Latvia puts too much work into sending out penalties: LTV's De Facto

Although speed cameras working on roads in Latvia have been verified as accurate, both the Road Traffic Safety Directorate (CSDD) and the State Police are involved in the preparation of violation penalty protocols. Efforts are being made to ensure as little human involvement as possible, Latvian Television's De Facto reported on February 25.

With stationary speed cameras alone, 233,656 speed violations were recorded last year. Although the cameras are in the hands of the CSDD, the decision on each punishment is prepared by the State Police. Penalties of nearly 8.9 million euros were issued last year for violations recorded by stationary speed cameras. If in the past traffic offenders were able to pay the penalty within a year, then since the new Administrative Liability Law has been in force, the penalty must be paid within one month.
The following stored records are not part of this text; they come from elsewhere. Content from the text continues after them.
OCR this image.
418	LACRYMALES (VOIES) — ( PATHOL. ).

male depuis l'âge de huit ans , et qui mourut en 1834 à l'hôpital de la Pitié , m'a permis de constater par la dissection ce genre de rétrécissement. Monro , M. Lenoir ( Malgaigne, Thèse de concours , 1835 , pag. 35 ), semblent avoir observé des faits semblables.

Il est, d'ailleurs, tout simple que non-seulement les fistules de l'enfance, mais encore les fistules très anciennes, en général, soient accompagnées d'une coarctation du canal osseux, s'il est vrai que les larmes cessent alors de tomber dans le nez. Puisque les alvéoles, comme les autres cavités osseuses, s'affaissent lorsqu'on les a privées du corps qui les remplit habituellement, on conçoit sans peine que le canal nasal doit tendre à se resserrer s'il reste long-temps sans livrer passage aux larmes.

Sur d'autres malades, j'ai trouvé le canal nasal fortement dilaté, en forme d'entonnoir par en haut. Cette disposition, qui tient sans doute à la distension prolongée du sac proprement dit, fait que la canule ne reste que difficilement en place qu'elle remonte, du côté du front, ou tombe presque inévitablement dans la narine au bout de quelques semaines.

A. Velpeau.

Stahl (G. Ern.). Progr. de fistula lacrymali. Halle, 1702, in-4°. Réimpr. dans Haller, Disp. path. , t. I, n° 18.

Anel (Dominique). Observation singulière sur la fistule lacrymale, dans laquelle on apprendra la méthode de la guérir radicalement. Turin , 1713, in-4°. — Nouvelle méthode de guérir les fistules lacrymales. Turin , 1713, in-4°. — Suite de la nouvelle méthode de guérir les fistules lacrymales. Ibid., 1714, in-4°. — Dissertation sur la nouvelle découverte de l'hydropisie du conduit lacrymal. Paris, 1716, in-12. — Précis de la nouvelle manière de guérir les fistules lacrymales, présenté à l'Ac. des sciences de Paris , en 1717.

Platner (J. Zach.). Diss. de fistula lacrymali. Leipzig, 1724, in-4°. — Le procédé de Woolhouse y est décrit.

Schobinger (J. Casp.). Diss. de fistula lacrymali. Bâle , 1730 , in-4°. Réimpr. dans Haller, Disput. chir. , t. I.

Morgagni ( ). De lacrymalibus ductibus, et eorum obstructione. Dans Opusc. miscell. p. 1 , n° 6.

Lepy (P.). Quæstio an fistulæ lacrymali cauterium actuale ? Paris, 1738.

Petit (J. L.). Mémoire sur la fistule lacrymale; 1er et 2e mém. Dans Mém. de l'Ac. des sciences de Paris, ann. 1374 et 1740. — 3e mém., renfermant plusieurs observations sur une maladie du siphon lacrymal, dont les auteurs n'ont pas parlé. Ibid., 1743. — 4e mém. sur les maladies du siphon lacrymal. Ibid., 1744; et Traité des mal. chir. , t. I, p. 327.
90% of all administrative penalties imposed concern road traffic offenses. To prepare and process decisions, as well as to transfer unpaid penalties for enforcement promptly, the State Police has already involved 23 additional people to do this work in 2022.

Mārīte Ziemele, the head of the State Police's Office of Administrative Investigation Management, explained: "We do not have any employee or official in the State Police who is responsible solely for the recovery of this sentence. We have a separate unit that processes that information that is received, makes decisions, and controls enforcement accordingly. And also transferred for recovery then. [..] If the volume is too big, people are redirected a little bit to fit in with the deadline."

After changing the deadlines set in the law, the amount of penalties voluntarily paid has not significantly improved, and it is around 75%. Just more work for the police, because the non-payer has to be sent a warning, then prepare the case for handing over to the bailiff.

Authorities also have more work because penalty notices of more than €70 should also be sent abroad if the offender is from a European Union (EU) country. 735 rulings were sent to other EU Member States in 2021, 1,579 in 2022, and 2,629 in 2023.

Of the 27 institutions, apart from the municipalities entitled to impose penalties, 10 have said the new arrangements require more time and resources.

"I think it's about how the institution is able to reorganize its resources and how they can ensure that its function is performed. For example, the Environmental Service told us that they do not send these imposed penalties abroad at all because they do not have the means to provide translation costs. Situations in the institutions are very different,” said Kristine Jaunzeme, Member of the State Audit Board. For example, the Military Police did not know at all that fines could be sent abroad.

A total of around half a million administrative fines are imposed annually, around EUR 36 million in total. A third end up with bailiffs. 

State Audit Office has proposed to centralize the transfer of unpaid penalties for recovery or leave them in the hands of one institution but it is unclear which institution would do it. The State Revenue Service (VID) has declined. 

Interior Minister Rihards Kozlovskis (New Unity) believes the police are overwhelmed with functions that could be automated or performed by others. He urges that, for example, a statement from the CSDD could be sent to the offender without police involvement.

"[Currently] the CSDD system in question generates this offense, then [..] the police connect to that system. They verify each in that system and send them back to the CSDD and the CSDD then sends them to [the offender]. I have a question why, for what reason,” Kozlovskis said.

The Ministry of Justice is preparing amendments to improve the Administrative Liability Law, including by getting as few people involved as possible in the application of penalties, but even those information technology (IT) solutions already provided for in the Law have not been implemented. There is no link between the support system for administrative infringement proceedings and the Executive Files Register, which would allow for the efficient exchange of data.